Ворота подправить не удавалось. Тогда смольняне спешно возвели вместо ворот стену. Опять же ночью, после беспрестанного обстрела, на приступ двинулась венгерская пехота. Венгерскую пехоту остановил пушечный огонь. Ее дважды  отбрасывали назад. Жолкеский своей властью остановил приступ и прискакал к королю.

— Государь! — воскликнул он в возбуждении. — Мы зашли в чужую страну. Мы даже не вступили в бой, нас расстреливают, как кроликов. Налетами эту крепость не взять, а войско погубить не долго!

 — Уходить? — вскинулся Потоцкий.

Жолкевский резко его оборвал.

 — Я не сказал — уходить! Я сказал, что налетами эту крепость не взять. Потребуется серьезная и длительная осада. Разумнее было бы и вовсе неразумное: оставить крепость и идти на Москву.

 — Подсказка сумасшедшего! — воскликнул Потоцкий.

 — Не большее сумасшествие, чем начинать войну с Московией безнадежными штурмами этой крепости. Меня уже не Смоленск и не Москва беспокоят, а шведы, что близко подошли к Москве.

2

Скопин со свои ополчением и шведы неумолимо приближались к Москве. Скопин овладел Переславлем. Собрал жалование шведам. В Переславль пришел со своим воинством Делагарди. Из Переславля соединенное русско-шведское войско двинулось к Александровской слободе и овладело бывшим пристанищем Ивана Грозного.

Из Владимира в Александровскую слободу шел на соединение со Скопиным воевода Шереметев, вел понизовских ратников.

 От Александровской слободы до обители святого Сергия два пеших перехода.

У Сапеги выбор: уходить в Тушино, сняв осаду с монастыря или ждать Скопина у стен монастыря и быть раздавленным между молотом и наковальней. Уйти никогда не поздно, Сапега нашел третье решение, дерзунуть со свои рыцарством на битву с молодым русским воеводой. Он поднял свое войско, и, оставив у стен монастыря самое малое охранение из гультящих, повел свое воинство к Александровской слободе. Вдохновила его медлительность Скопина. Медлит, стало быть, не уверен в своих силах.

В селе Каринском польские разъезды натолкнулись на разезды скопинцев. Сапега решил, что свершит в одиночку, что не удалось сделать в соединении с отрядами Рожинского,  Лисовского и Зборовского.

У страха глаза велики. Польским дозорным привиделось, что в селе стоит все войско Скопина. Полагая, что перед ним главные силы Скопина, Сапега напал на село и обратил  в паническое бегство всего лишь передовой отряд скопинцев. Гнал их, не заня, что гонит всего лишь передовой отряд и чуть было не потерял все свое воинство. У Александровской слободы Сапегу встретила шведская конница, а затем предстали перед ним и русские полки Скопина. Сапега вовремя успел дать отбой и побежал со своим рыцарством к Троице.
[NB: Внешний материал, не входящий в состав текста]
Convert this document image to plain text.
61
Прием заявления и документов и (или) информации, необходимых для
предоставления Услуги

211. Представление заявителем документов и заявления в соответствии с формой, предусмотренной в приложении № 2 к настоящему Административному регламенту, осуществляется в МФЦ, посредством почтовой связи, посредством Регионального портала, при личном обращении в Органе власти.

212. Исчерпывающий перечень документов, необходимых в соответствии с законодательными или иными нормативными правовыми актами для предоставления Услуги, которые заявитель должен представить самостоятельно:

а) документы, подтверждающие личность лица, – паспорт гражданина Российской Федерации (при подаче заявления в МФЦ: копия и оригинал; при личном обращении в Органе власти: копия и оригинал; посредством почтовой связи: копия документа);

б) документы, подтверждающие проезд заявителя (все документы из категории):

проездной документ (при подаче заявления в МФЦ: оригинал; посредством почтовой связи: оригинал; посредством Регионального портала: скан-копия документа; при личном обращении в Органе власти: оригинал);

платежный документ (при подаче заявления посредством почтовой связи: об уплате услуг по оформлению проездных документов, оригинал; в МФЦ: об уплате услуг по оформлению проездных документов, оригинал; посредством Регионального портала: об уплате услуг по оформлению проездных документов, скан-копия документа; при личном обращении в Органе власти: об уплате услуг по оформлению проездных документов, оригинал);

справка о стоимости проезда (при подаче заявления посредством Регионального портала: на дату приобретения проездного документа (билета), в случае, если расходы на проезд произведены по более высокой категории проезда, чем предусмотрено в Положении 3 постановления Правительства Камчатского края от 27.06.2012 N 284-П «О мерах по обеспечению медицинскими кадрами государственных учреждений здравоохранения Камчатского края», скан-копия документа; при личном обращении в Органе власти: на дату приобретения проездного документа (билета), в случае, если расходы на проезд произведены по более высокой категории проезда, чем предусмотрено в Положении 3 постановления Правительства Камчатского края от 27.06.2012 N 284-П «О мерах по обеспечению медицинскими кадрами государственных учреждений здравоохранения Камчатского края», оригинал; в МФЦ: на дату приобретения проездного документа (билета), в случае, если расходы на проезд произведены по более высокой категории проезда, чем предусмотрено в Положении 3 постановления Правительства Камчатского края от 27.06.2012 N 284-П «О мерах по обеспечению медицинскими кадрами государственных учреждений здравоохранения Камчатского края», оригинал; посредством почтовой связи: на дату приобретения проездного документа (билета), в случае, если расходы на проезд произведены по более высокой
Оставить Троицу и перейти в Тушино? Все то же проклятое сомнение. Из Тушино и Рожинский и «царик» слали гонцов, призывая Сапегу и его воинство решать, как быть с королем. Вот этого-то Сапега и не хотел, оставляя себе развязанными руки в отношениях с королем.

Не дождавшись прихода Сапеги и, получив известие о его неудаче под Александровской слободой, Рожинскитй созвал коло.

Вышел в круг. Он умел держать в руках свое буйное воинство. Умел и внятно сказать, чтобы каждый понял его.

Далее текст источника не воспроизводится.